Het Klein geaderd witje (Pieris napi) is, zoals de naam doet vermoeden, een witte vlinder met sterk getekende aders. Bijzonder is echter dat dit vooral bij de vlinders die je in het voorjaar ziet het geval; de zomergeneratie van deze soort heeft deze aders minder en kan daarom verward worden met het Klein koolwitje (Pieris rapae)Grappig is het verschil in de tijdsduur tussen een paring met een maagdelijk en een 'ervaren' mannetje van deze soort.

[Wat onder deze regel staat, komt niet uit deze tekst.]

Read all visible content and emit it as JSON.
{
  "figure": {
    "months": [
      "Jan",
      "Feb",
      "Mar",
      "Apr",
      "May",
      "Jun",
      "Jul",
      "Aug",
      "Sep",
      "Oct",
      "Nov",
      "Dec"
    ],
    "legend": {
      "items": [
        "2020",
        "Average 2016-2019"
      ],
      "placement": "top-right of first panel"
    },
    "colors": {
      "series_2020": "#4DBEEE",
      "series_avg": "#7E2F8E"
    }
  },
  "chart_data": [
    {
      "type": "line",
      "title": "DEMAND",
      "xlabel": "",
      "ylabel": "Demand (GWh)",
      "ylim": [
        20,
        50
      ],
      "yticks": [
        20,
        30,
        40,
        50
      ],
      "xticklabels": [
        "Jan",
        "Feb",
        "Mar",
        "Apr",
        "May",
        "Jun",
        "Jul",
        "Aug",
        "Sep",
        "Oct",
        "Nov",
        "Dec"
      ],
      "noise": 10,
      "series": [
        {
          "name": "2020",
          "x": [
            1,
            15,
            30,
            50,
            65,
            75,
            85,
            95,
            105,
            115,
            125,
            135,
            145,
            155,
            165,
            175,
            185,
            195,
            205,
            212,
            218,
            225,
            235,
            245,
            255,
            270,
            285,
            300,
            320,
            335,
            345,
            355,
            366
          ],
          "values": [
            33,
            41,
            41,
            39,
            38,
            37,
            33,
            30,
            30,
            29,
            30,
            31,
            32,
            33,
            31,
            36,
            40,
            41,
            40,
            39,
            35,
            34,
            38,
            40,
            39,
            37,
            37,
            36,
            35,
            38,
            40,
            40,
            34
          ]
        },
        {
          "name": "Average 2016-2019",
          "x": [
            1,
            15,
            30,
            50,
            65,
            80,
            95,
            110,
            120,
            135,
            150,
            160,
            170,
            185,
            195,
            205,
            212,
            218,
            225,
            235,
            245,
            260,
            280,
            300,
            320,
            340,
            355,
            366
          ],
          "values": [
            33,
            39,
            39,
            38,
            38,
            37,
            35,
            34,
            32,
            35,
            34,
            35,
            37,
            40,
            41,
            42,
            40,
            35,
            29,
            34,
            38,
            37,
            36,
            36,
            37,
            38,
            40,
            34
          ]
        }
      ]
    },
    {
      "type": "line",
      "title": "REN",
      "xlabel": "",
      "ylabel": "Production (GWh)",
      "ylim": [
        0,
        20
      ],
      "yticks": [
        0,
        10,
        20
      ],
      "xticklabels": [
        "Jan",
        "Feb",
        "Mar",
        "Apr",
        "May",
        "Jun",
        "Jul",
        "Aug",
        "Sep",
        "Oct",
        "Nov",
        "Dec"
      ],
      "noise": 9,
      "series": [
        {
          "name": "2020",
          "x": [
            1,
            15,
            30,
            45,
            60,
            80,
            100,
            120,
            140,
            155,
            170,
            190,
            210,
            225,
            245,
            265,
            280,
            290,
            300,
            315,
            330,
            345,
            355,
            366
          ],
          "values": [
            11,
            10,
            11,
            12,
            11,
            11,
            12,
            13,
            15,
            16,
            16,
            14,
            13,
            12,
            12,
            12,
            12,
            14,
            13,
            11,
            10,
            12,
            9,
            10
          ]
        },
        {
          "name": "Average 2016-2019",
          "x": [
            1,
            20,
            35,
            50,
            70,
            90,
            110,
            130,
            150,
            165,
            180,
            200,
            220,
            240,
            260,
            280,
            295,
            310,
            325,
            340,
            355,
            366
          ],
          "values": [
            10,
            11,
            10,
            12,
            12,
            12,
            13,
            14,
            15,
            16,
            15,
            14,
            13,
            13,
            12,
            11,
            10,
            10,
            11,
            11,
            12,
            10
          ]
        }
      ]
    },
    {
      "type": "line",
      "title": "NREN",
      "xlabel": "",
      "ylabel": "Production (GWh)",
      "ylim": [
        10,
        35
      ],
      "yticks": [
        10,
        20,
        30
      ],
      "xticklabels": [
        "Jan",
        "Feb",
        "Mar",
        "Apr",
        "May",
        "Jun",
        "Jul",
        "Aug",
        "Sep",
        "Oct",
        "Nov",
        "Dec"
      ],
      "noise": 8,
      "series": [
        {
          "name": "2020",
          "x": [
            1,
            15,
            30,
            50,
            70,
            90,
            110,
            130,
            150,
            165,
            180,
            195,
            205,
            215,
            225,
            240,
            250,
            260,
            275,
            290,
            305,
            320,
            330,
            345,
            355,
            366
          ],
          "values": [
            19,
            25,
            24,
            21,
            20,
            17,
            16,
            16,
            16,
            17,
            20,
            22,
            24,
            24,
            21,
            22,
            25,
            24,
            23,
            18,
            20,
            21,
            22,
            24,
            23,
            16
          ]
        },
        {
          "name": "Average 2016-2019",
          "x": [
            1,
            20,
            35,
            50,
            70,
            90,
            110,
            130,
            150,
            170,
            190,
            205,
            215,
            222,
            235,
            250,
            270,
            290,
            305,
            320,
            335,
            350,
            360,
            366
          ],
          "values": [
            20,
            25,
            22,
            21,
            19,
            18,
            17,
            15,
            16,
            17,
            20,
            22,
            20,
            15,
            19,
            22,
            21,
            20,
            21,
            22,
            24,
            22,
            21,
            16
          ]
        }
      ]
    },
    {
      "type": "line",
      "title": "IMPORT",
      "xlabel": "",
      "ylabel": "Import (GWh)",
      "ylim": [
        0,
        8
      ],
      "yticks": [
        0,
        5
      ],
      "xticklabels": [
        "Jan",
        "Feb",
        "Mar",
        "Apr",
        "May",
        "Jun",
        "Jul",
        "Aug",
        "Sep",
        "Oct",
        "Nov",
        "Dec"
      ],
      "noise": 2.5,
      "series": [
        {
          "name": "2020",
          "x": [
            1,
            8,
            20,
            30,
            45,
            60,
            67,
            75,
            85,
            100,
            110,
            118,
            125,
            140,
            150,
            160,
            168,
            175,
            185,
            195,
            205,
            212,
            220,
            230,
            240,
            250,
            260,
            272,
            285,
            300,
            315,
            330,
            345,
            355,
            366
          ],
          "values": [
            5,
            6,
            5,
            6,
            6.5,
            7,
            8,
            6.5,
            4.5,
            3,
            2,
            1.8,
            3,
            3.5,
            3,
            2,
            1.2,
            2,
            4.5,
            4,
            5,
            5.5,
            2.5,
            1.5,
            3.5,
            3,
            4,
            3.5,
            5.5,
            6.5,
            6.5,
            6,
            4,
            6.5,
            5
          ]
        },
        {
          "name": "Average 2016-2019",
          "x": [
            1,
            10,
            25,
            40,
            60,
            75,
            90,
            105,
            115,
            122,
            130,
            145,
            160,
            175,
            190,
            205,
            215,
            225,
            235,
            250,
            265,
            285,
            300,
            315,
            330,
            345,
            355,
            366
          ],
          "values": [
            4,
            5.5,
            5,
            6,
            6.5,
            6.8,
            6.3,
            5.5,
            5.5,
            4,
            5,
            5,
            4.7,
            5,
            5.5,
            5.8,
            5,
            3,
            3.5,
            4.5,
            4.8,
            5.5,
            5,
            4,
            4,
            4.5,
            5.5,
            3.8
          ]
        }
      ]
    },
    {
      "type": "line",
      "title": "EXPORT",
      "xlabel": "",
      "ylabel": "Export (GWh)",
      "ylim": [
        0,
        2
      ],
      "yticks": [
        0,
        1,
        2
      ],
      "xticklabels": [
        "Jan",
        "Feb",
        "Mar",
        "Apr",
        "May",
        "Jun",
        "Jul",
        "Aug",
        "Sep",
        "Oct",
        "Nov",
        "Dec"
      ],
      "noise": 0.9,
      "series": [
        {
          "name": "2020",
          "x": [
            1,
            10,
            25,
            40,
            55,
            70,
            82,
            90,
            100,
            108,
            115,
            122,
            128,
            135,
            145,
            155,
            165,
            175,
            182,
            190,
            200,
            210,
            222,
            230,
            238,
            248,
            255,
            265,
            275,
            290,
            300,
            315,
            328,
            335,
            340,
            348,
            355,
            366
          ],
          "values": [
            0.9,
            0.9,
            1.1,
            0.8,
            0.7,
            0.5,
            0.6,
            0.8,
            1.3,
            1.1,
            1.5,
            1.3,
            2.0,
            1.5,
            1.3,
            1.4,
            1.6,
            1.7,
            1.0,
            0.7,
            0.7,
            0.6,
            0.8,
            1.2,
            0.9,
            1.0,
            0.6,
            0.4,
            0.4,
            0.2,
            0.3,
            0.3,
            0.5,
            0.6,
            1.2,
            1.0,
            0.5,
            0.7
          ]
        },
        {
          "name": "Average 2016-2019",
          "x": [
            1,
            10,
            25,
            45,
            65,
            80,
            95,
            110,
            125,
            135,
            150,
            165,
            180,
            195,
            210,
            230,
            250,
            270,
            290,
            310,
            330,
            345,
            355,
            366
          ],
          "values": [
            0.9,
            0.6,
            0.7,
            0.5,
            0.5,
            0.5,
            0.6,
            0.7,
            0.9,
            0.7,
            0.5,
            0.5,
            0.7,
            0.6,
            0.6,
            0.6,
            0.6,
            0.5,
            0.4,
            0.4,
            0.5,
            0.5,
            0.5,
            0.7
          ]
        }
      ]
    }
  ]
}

Deze duurt namelijk respectievelijk 7 uur en 2 uur.

 


Oostelijk marmerwitje (Euchloe ausonia)

 

Het Oostelijk marmerwitje (Euchloe ausonia) is een soort van warme, droge biotopen en komt voornamelijk in het zuiden en oosten van Europa voor. De eitjes worden op verschillende vlinderbloemigen (Leguminosae) afgezet, waaronder Herik (Sinapis arvensis) en Wede (Isatis tinctoria). De rupsen voedden zich met zowel de bloemen als de rijpende zaden van deze planten.